Another option is, of course, that others find me to be mysterious and intriguing. They see through my dangerous, hot, bad boy and possibly famous but not-looking-generic-at-all-ever-in-any-way-exterior to what might be a philosopher, a great thinker, a master of the human mind, using both fantastic and rational thought to create great ideas that will likely change the world. This is a man who could both cure cancer AND world hunger at the same time, were he so inclined. I’m sure they’re wondering what sort of metaphysical cogitation is taking place in the plane of reality that only beings like myself can exist. Little do most know, that is usually what I’m doing. Thinking profound and enlightened thoughts. I am not, in fact, thinking of writing stories about a recent bout with explosive diarrhea, banging 19 year old girls, or if I should grow my hair back out or not. No, I am not thinking of those things. Not most of the time.
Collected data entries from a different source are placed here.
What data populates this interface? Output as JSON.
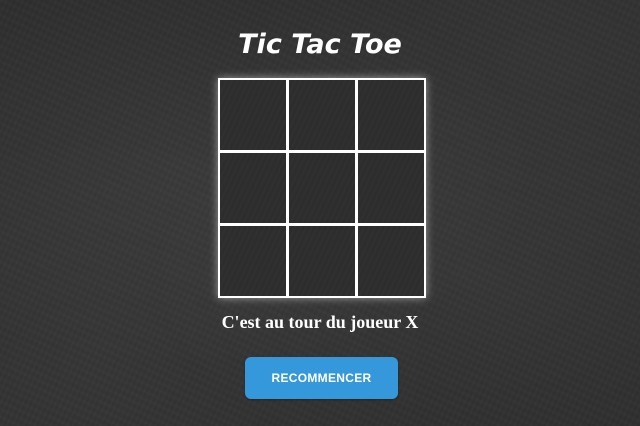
{
  "game": {
    "title": "Tic Tac Toe",
    "status": "C'est au tour du joueur X",
    "current_player": "X",
    "board": [
      "",
      "",
      "",
      "",
      "",
      "",
      "",
      "",
      ""
    ]
  },
  "controls": {
    "restart_label": "RECOMMENCER"
  },
  "colors": {
    "background": "#2f2f2f",
    "grid_lines": "#ffffff",
    "text": "#ffffff",
    "button": "#3598db"
  }
}
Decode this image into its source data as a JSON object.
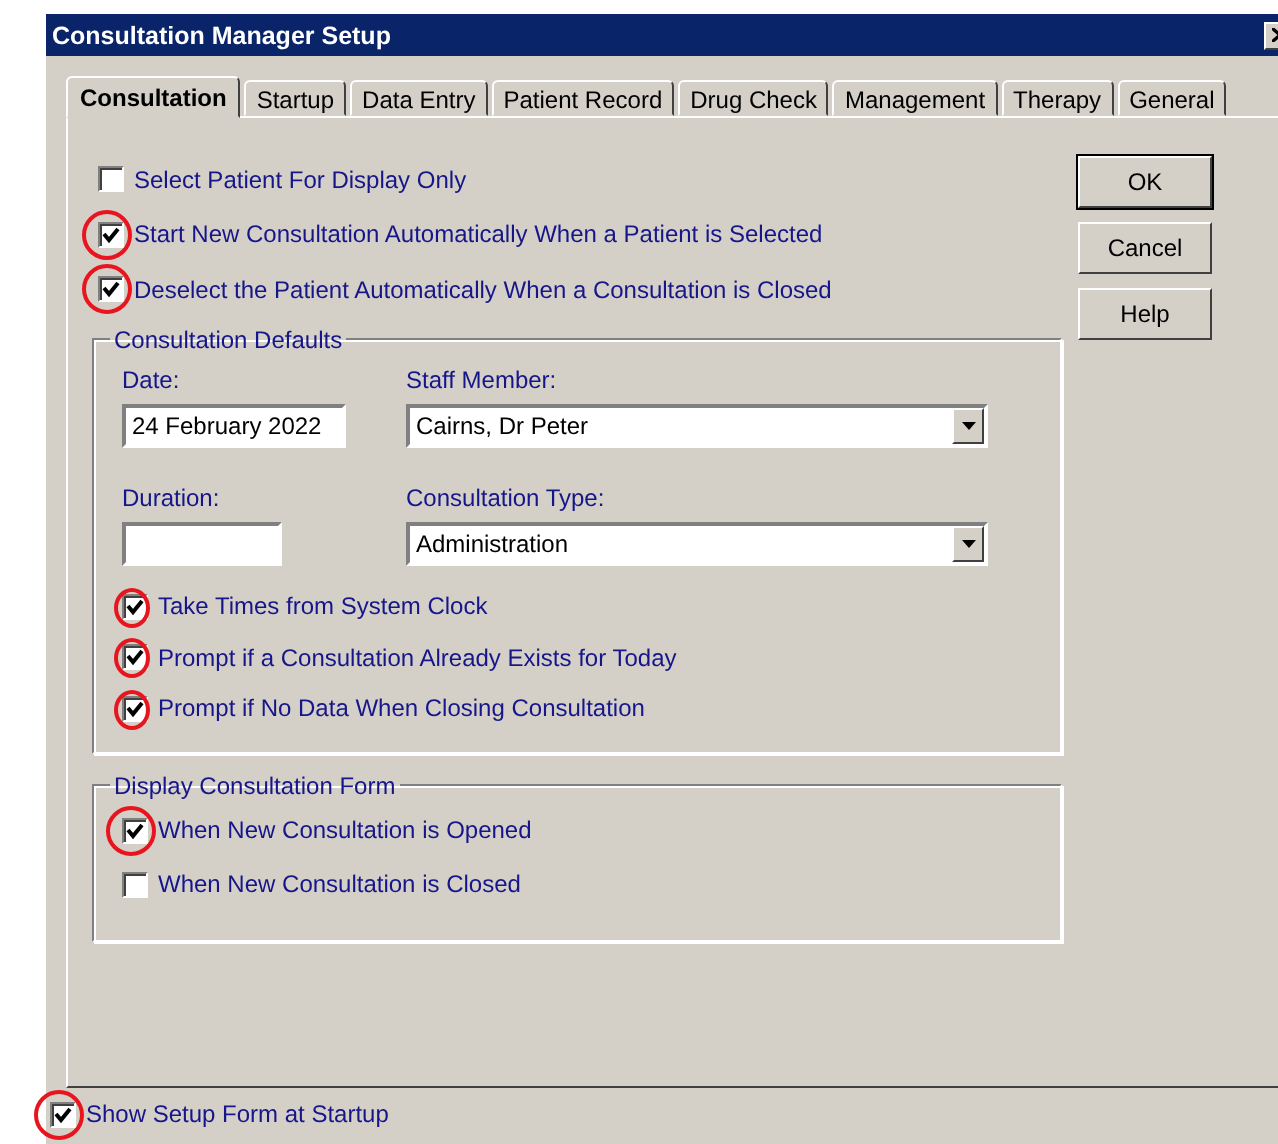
{
  "window": {
    "title": "Consultation Manager Setup"
  },
  "tabs": [
    {
      "label": "Consultation",
      "selected": true
    },
    {
      "label": "Startup",
      "selected": false
    },
    {
      "label": "Data Entry",
      "selected": false
    },
    {
      "label": "Patient Record",
      "selected": false
    },
    {
      "label": "Drug Check",
      "selected": false
    },
    {
      "label": "Management",
      "selected": false
    },
    {
      "label": "Therapy",
      "selected": false
    },
    {
      "label": "General",
      "selected": false
    }
  ],
  "options": [
    {
      "label": "Select Patient For Display Only",
      "checked": false,
      "circled": false
    },
    {
      "label": "Start New Consultation Automatically When a Patient is Selected",
      "checked": true,
      "circled": true
    },
    {
      "label": "Deselect the Patient Automatically When a Consultation is Closed",
      "checked": true,
      "circled": true
    }
  ],
  "consultation_defaults": {
    "title": "Consultation Defaults",
    "date": {
      "label": "Date:",
      "value": "24 February 2022"
    },
    "staff_member": {
      "label": "Staff Member:",
      "value": "Cairns, Dr Peter"
    },
    "duration": {
      "label": "Duration:"
    },
    "consultation_type": {
      "label": "Consultation Type:",
      "value": "Administration"
    },
    "options": [
      {
        "label": "Take Times from System Clock",
        "checked": true,
        "circled": true
      },
      {
        "label": "Prompt if a Consultation Already Exists for Today",
        "checked": true,
        "circled": true
      },
      {
        "label": "Prompt if No Data When Closing Consultation",
        "checked": true,
        "circled": true
      }
    ]
  },
  "display_form": {
    "title": "Display Consultation Form",
    "options": [
      {
        "label": "When New Consultation is Opened",
        "checked": true,
        "circled": true
      },
      {
        "label": "When New Consultation is Closed",
        "checked": false,
        "circled": false
      }
    ]
  },
  "buttons": [
    "OK",
    "Cancel",
    "Help"
  ],
  "footer_option": {
    "label": "Show Setup Form at Startup",
    "checked": true,
    "circled": true
  }
}
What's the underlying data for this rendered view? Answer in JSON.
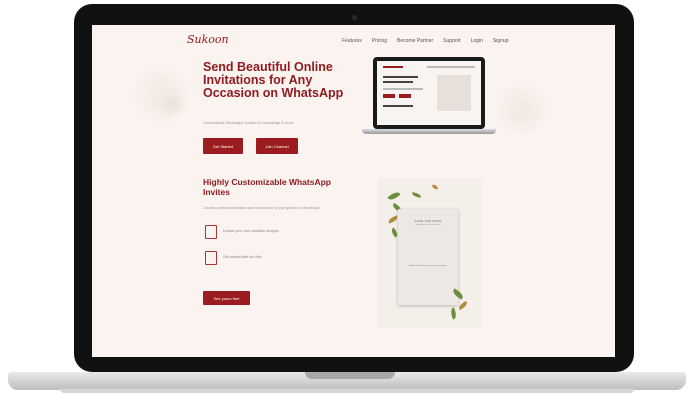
{
  "header": {
    "logo_text": "Sukoon",
    "nav": [
      "Features",
      "Pricing",
      "Become Partner",
      "Support",
      "Login",
      "Signup"
    ]
  },
  "hero": {
    "title": "Send Beautiful Online Invitations for Any Occasion on WhatsApp",
    "subtitle": "Customized WhatsApp invites for weddings & more",
    "buttons": {
      "get_started": "Get Started",
      "join": "Join Channel"
    }
  },
  "section": {
    "title": "Highly Customizable WhatsApp Invites",
    "description": "Create a personal invitation card and send it to your guests on WhatsApp",
    "features": [
      "Upload your own invitation designs",
      "Get started with our files"
    ],
    "cta": "See yours free"
  },
  "card": {
    "heading": "SAVE THE DATE",
    "subheading": "Together with their families",
    "body": "Request the pleasure of your company"
  },
  "colors": {
    "brand": "#8e1c21",
    "button": "#9c1b1f",
    "screen_bg": "#fbf3ef"
  }
}
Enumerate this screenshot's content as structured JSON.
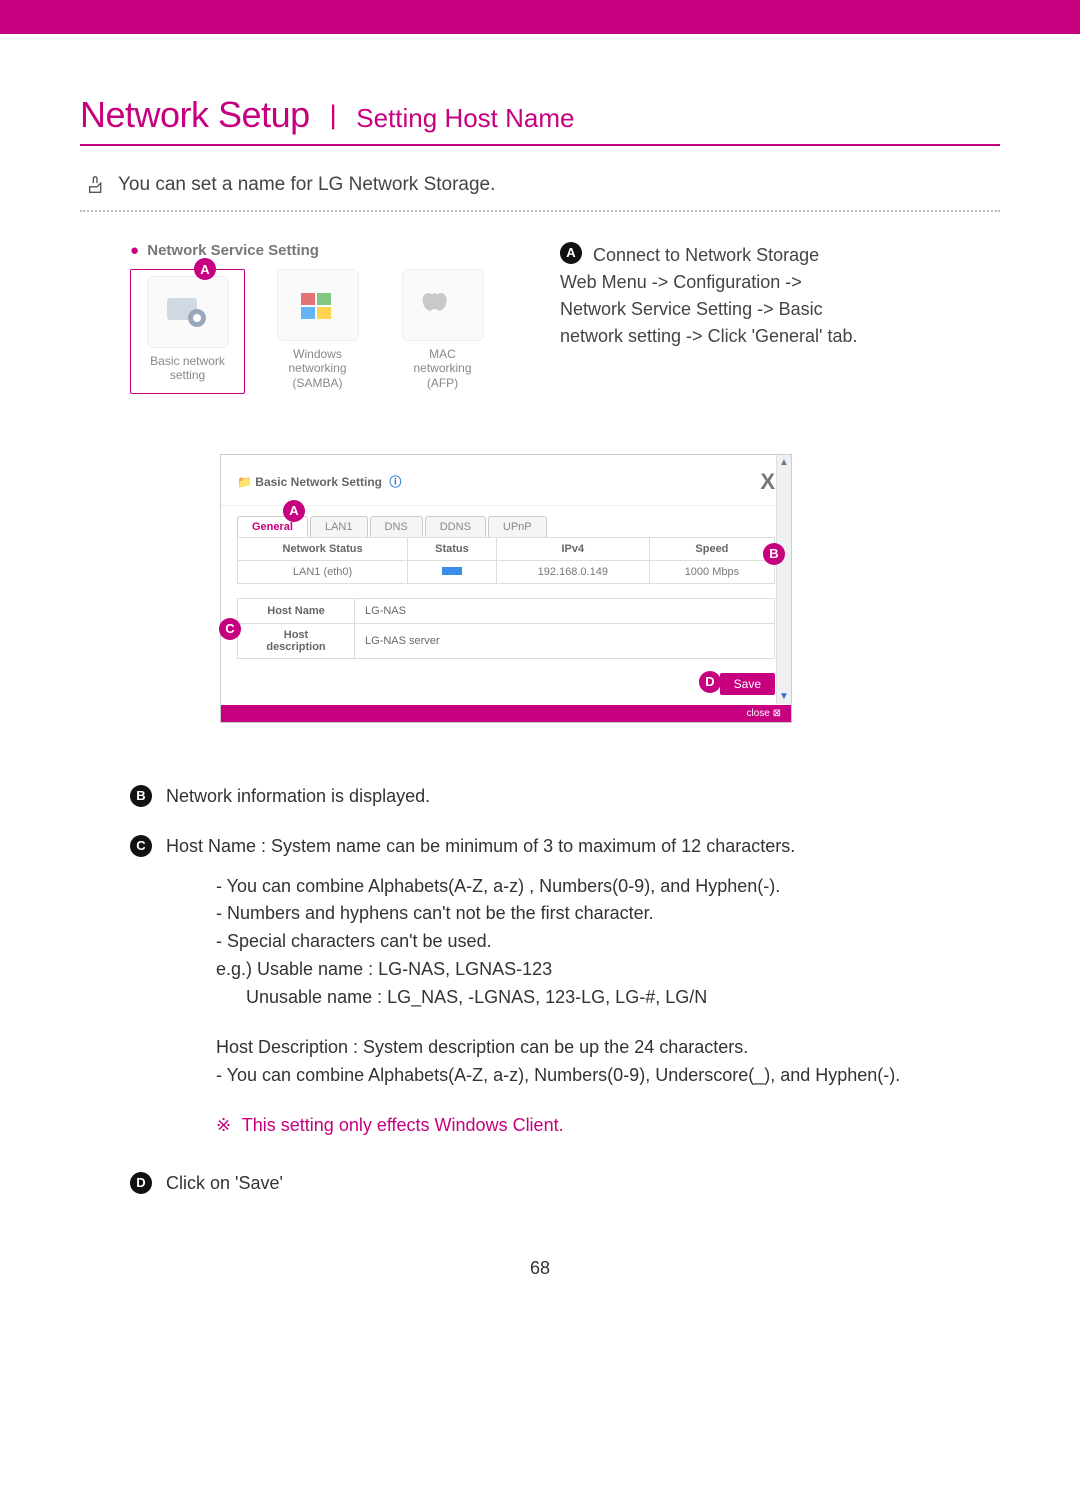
{
  "header": {
    "title_main": "Network Setup",
    "title_sub": "Setting Host Name"
  },
  "intro": "You can set a name for LG Network Storage.",
  "nss": {
    "heading": "Network Service Setting",
    "cards": [
      {
        "label": "Basic network\nsetting"
      },
      {
        "label": "Windows\nnetworking\n(SAMBA)"
      },
      {
        "label": "MAC\nnetworking\n(AFP)"
      }
    ]
  },
  "explain_a": "Connect to Network Storage Web Menu -> Configuration -> Network Service Setting -> Basic network setting -> Click 'General' tab.",
  "lower": {
    "title": "Basic Network Setting",
    "tabs": [
      "General",
      "LAN1",
      "DNS",
      "DDNS",
      "UPnP"
    ],
    "table": {
      "headers": [
        "Network Status",
        "Status",
        "IPv4",
        "Speed"
      ],
      "row": {
        "name": "LAN1 (eth0)",
        "ipv4": "192.168.0.149",
        "speed": "1000 Mbps"
      }
    },
    "host_name_label": "Host Name",
    "host_name_value": "LG-NAS",
    "host_desc_label": "Host\ndescription",
    "host_desc_value": "LG-NAS server",
    "save": "Save",
    "close": "close"
  },
  "notes": {
    "b": "Network information is displayed.",
    "c_lead": "Host Name : System name can be minimum of 3 to maximum of 12 characters.",
    "c_lines": [
      "- You can combine Alphabets(A-Z, a-z) , Numbers(0-9), and Hyphen(-).",
      "- Numbers and hyphens can't not be the first character.",
      "- Special characters can't be used.",
      "e.g.) Usable name : LG-NAS, LGNAS-123",
      "      Unusable name : LG_NAS, -LGNAS, 123-LG, LG-#, LG/N"
    ],
    "host_desc_lead": "Host Description : System description can be up the 24 characters.",
    "host_desc_line": "- You can combine Alphabets(A-Z, a-z), Numbers(0-9), Underscore(_), and Hyphen(-).",
    "warn": "This setting only effects Windows Client.",
    "d": "Click on 'Save'"
  },
  "page_number": "68",
  "callouts": {
    "a": "A",
    "b": "B",
    "c": "C",
    "d": "D"
  }
}
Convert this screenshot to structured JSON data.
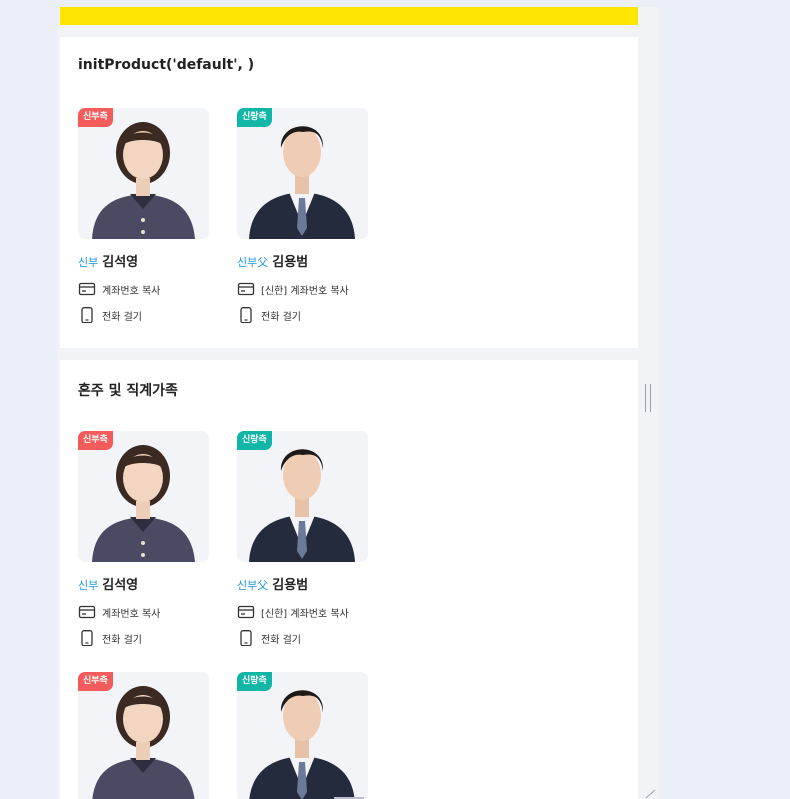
{
  "sections": [
    {
      "title": "initProduct('default', )",
      "cards": [
        {
          "badge": "신부측",
          "side": "bride",
          "role": "신부",
          "name": "김석영",
          "account": "계좌번호 복사",
          "call": "전화 걸기"
        },
        {
          "badge": "신랑측",
          "side": "groom",
          "role": "신부父",
          "name": "김용범",
          "account": "[신한] 계좌번호 복사",
          "call": "전화 걸기"
        }
      ]
    },
    {
      "title": "혼주 및 직계가족",
      "cards": [
        {
          "badge": "신부측",
          "side": "bride",
          "role": "신부",
          "name": "김석영",
          "account": "계좌번호 복사",
          "call": "전화 걸기"
        },
        {
          "badge": "신랑측",
          "side": "groom",
          "role": "신부父",
          "name": "김용범",
          "account": "[신한] 계좌번호 복사",
          "call": "전화 걸기"
        },
        {
          "badge": "신부측",
          "side": "bride"
        },
        {
          "badge": "신랑측",
          "side": "groom"
        }
      ]
    }
  ],
  "colors": {
    "top_bar": "#ffe600",
    "bride_badge": "#f45b5b",
    "groom_badge": "#12b6a6",
    "role_text": "#1a97df"
  },
  "icons": {
    "account": "card-icon",
    "call": "phone-icon"
  }
}
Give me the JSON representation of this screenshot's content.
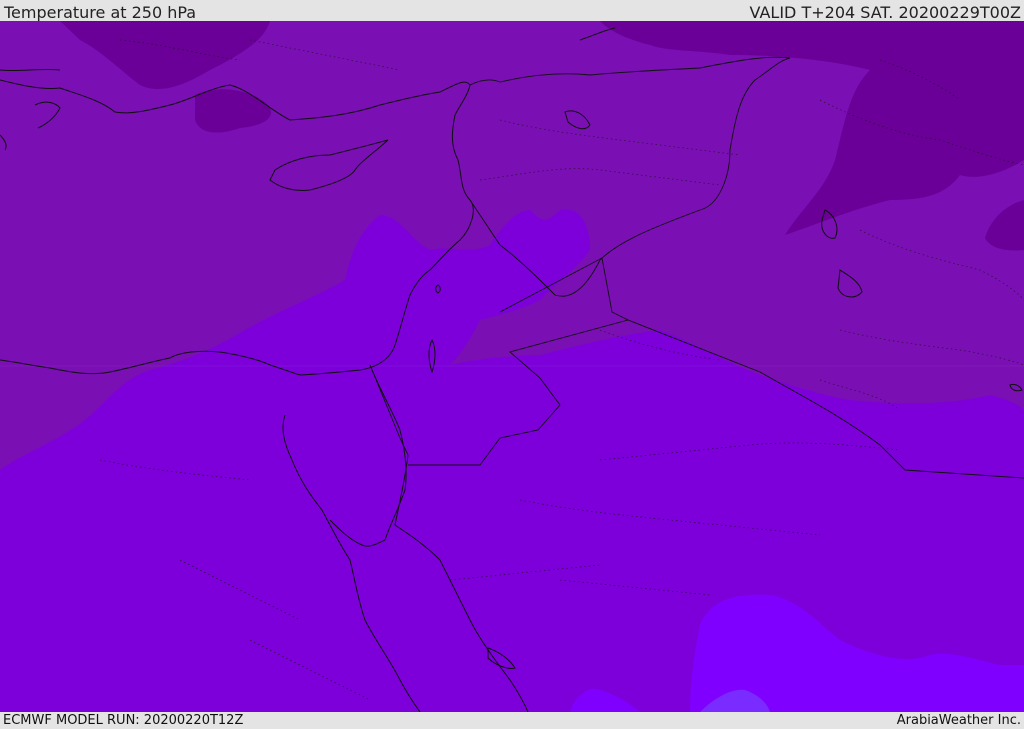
{
  "header": {
    "title": "Temperature at 250 hPa",
    "valid": "VALID T+204 SAT. 20200229T00Z"
  },
  "footer": {
    "model_run": "ECMWF MODEL RUN: 20200220T12Z",
    "credit": "ArabiaWeather Inc."
  },
  "map": {
    "colors": {
      "darkest": "#6b0099",
      "dark": "#7a0fb3",
      "mid": "#7d00db",
      "light": "#7f00ff",
      "lightest": "#7a2bff",
      "border": "#111111"
    }
  }
}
I mean, maybe much of the time or a lot of the time, but not all of it. Like, 99 percent or something. Because the other, more intense and mentally draining cognition is tiresome. So I must keep that to a manageable percentage of my thinking time. I’m sure you understand, if you have the capacity to grasp my brilliance.

NOTE: One of my most recognizeable traits has always been my hair. Whether dyed black or my natural brown, it’s always been kinda tall and spikey with sideburns. Twice in the past year, I have shaved it all off. It’s an exercise to see how much of my personal power resides in my follicles. The first time I regretted it almost immediately and grew it back out. This time, however, I have owned the shaved head and still feel pretty good about my appearance. Can I still be Bad Ass Frank without the spikes? There are plenty of celebrity men, hot ones, with shaved heads. Brad Pitt in Fight Club? Anyone wanna deny that was perhaps his hottest ever? Unless you’re a contestant on ‘Rock of Love’, you can’t think he was hotter in ‘Legends of the Fall’. What about Jason Latham? And I won’t even put a question mark after the dudes from Prison Break. I’D fuck those guys. So what’s a BAF to do? Keep the comfortable, slightly mean looking shaved or go back to the spikes? Whick is hotter? Does it matter? Am I Bad Ass either way? Can I be recognized without my up-do? Only time will tell.

I would tell you the stories about when I’ve actually been recognized on t
he street, as Bad Ass Frank, “internet celebrity”, but it would just make me look cool. And I don’t need that. Because I already look cool. I know because a goofy looking fat chick was sitting at a table next to me at Jamba Juice and just staring away. At first glance I thought she might recognize me but she didn’t say anything. After a moment I realized that she probably just thought I looked cool.

And not at all like anyone she knew.